REVIEW: WILLIE NELSON - LAST LEAF ON THE TREE


4/5

The Tree Of Life 

Spooky season may have given way to the festive one, as quick as shopping malls change their Halloween decorations, to Christmas ones. Yet 'Last Leaf On The Tree' is not a festive album from Willie Nelson, hot on the snow boots of Ben Folds' 'Sleigher' last week. We're sure the 91-year-old icon of country and American music has already done that in his 76 solo studio albums and counting. Besides, this is his second album of the year, this fall. Coming after the May day checking of 'The Border' patrol, which clocked in as one of his best records yet across the plains. And did we just mention he's chasing a century in not only age, but albums? As Autumn strips the trees, 'Last Leaf' plants new material based on the roots of other artist's records. Sure, this is a covers album, but it doesn't make it any less compelling than Willie's other work. This is no half-baked Nelson here.

With a few chickens in his Hen House studio in Venice, Los Angeles, Willie Nelson's 'Last Leaf On The Tree' is led by the singles 'Last Leaf', 'Do You Realize??' and 'Lost Cause' by Tom Waits, The Flaming Lips and Beck respectively. The latter lamenting a sea change for the "hello, walls" singer as he broods, "Your sorry eyes, they cut through the bone/They make it hard to leave you alone/Leave you here wearing your wounds/Waving your guns at somebody new" with a devil's haircut. These Legacy Recordings (produced perfectly by the maestro Micah Nelson) from the long-haired singer also braid work from the fellow legendary likes of Neil Young ('Are You Ready For The Country?') and Nina Simone (the compelling 'Come Ye') for the faithful. But, this wouldn't be a Nelson album without original work from Willie himself and his outstanding output.

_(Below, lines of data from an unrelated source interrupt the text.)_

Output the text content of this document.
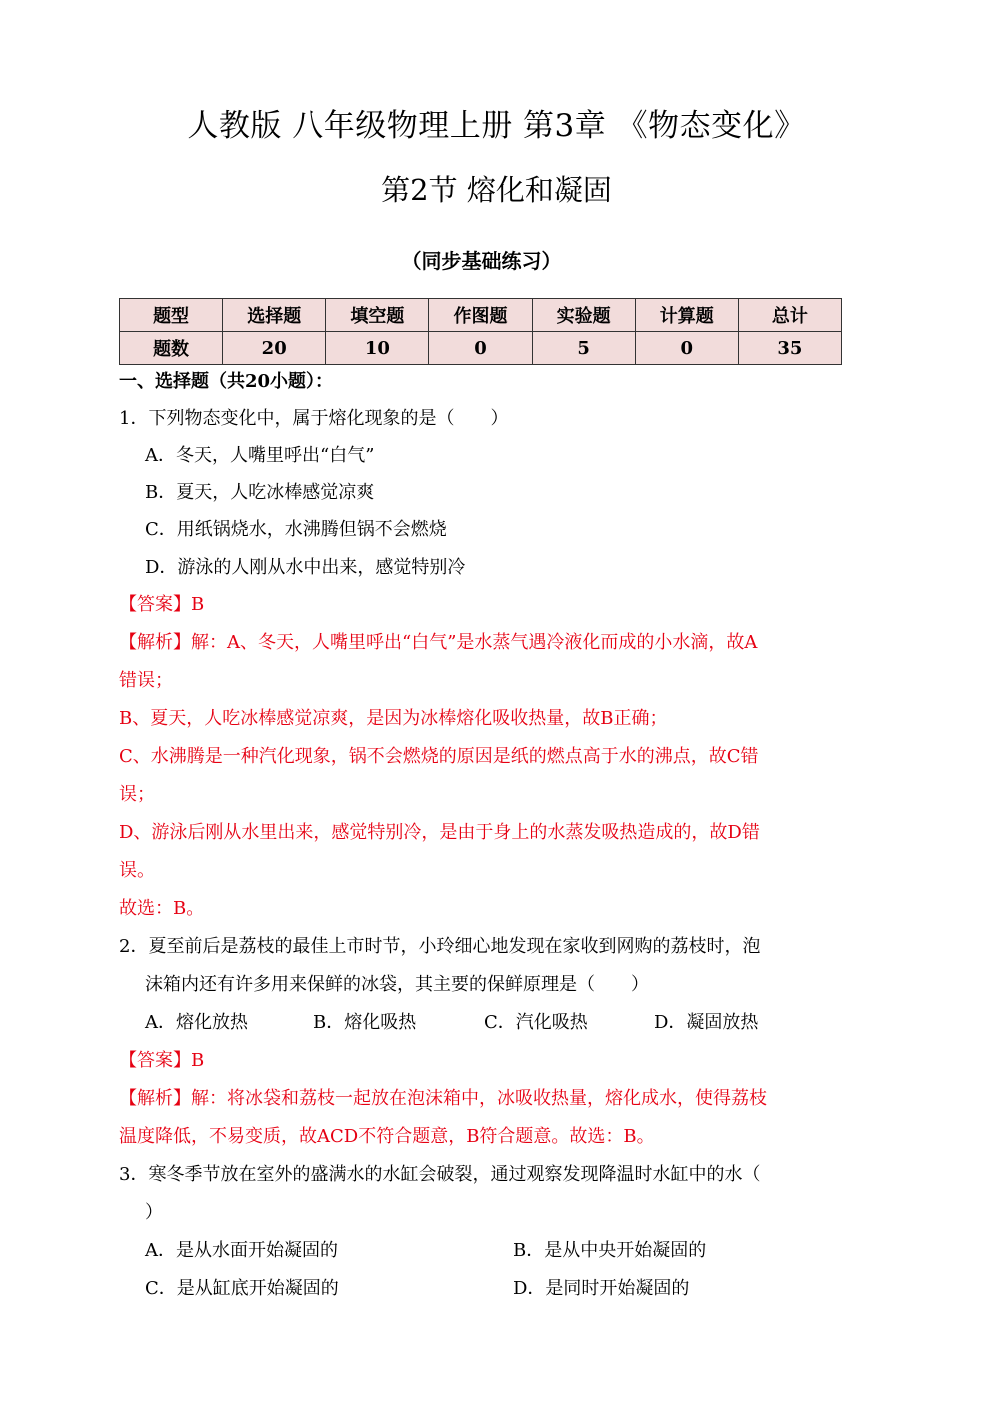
人教版 八年级物理上册 第3章 《物态变化》
第2节 熔化和凝固
（同步基础练习）
题型	选择题	填空题	作图题	实验题	计算题	总计
题数	20	10	0	5	0	35
一、选择题（共20小题）：
1．下列物态变化中，属于熔化现象的是（　　）
A．冬天，人嘴里呼出“白气”
B．夏天，人吃冰棒感觉凉爽
C．用纸锅烧水，水沸腾但锅不会燃烧
D．游泳的人刚从水中出来，感觉特别冷
【答案】B
【解析】解：A、冬天，人嘴里呼出“白气”是水蒸气遇冷液化而成的小水滴，故A
错误；
B、夏天，人吃冰棒感觉凉爽，是因为冰棒熔化吸收热量，故B正确；
C、水沸腾是一种汽化现象，锅不会燃烧的原因是纸的燃点高于水的沸点，故C错
误；
D、游泳后刚从水里出来，感觉特别冷，是由于身上的水蒸发吸热造成的，故D错
误。
故选：B。
2．夏至前后是荔枝的最佳上市时节，小玲细心地发现在家收到网购的荔枝时，泡
沫箱内还有许多用来保鲜的冰袋，其主要的保鲜原理是（　　）
A．熔化放热	B．熔化吸热	C．汽化吸热	D．凝固放热
【答案】B
【解析】解：将冰袋和荔枝一起放在泡沫箱中，冰吸收热量，熔化成水，使得荔枝
温度降低，不易变质，故ACD不符合题意，B符合题意。故选：B。
3．寒冬季节放在室外的盛满水的水缸会破裂，通过观察发现降温时水缸中的水（
）
A．是从水面开始凝固的	B．是从中央开始凝固的
C．是从缸底开始凝固的	D．是同时开始凝固的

On 'The Color Of Sound' he asks, "if silence is golden, what color is sound/And the love we don't hold in plants a seed in the ground," for some of his most poetic prose yet. Nelson describes this album as, "facing death with grace". We don't want to think about this being it for Willie, especially after two albums alone, just this year. Not to mention the fact that any moment could be the last for anybody. Yet, he really is working on new material like there's no tomorrow. With youthful vigor, just like 94-year-old legendary director Clint Eastwood with 'Juror #2' this week. I guess 90 really is the new 20. With the 'Spirit' of his most stripped down classic, Nelson also doesn't give up 'The Ghost' off of 'Naked Willie'. "The silence is unusually loud tonight/The strange sound of nothing fills my ears/Then night rushes in like a crowd of nights/And the ghost of our old love appears", as classics, like legends, never really die.

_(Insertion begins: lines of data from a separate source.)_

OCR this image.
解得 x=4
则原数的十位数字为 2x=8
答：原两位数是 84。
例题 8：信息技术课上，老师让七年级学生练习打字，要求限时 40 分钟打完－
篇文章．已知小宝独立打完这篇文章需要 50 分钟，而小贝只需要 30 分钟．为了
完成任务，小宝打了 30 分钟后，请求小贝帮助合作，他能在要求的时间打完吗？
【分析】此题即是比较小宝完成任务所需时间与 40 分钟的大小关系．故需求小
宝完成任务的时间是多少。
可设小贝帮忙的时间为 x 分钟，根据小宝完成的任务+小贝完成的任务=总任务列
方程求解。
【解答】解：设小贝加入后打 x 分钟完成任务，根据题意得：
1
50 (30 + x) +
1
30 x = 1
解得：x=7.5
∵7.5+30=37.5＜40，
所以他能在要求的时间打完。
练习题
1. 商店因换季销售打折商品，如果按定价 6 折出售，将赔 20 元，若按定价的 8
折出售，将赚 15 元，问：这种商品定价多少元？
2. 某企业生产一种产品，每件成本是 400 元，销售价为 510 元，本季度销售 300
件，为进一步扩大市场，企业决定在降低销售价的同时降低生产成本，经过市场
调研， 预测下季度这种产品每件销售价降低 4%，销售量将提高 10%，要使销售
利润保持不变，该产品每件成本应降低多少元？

They live forever like a hidden bonus track 'Looking For Trouble' and the last laugh in this song and dance. On the wings of a 'Broken Arrow' like John Travolta from the quiver (featuring a snippet of 'Mr. Soul'), Nelson gives us even more legend in this lengthy number that flies as one of the best of the set. And this includes 'If It Wasn't Broken', robbing a Rolling Stone like Keith Richards blind and revisiting Waits for the familiar 'House Where Nobody Lives'. Always on Willie's mind like the walls that tell a thousand tales, families in frames couldn't quite capture. Willie is doing this until the 'Wheels' (wrote by Micah) fall off, and they're firmly turning too. Either way, he wants you to 'Keep Me In Your Heart' like the Jorge Calderón and Warren Zevon standard. How could we not as "hold me in your thoughts, take me to your dreams/Touch me as I fall in view/When the winter comes, keep the fires lit/I'll be right next to you" (and us, too) beats on? As inspired as his interpretations of these songs his own ones probably helped influence, the heart keeps getting filled from Willie's well. The tree stands strong. TIM DAVID HARVEY.

Playlist Picks: 'Lost Cause', 'Broken Arrow', 'The Ghost'.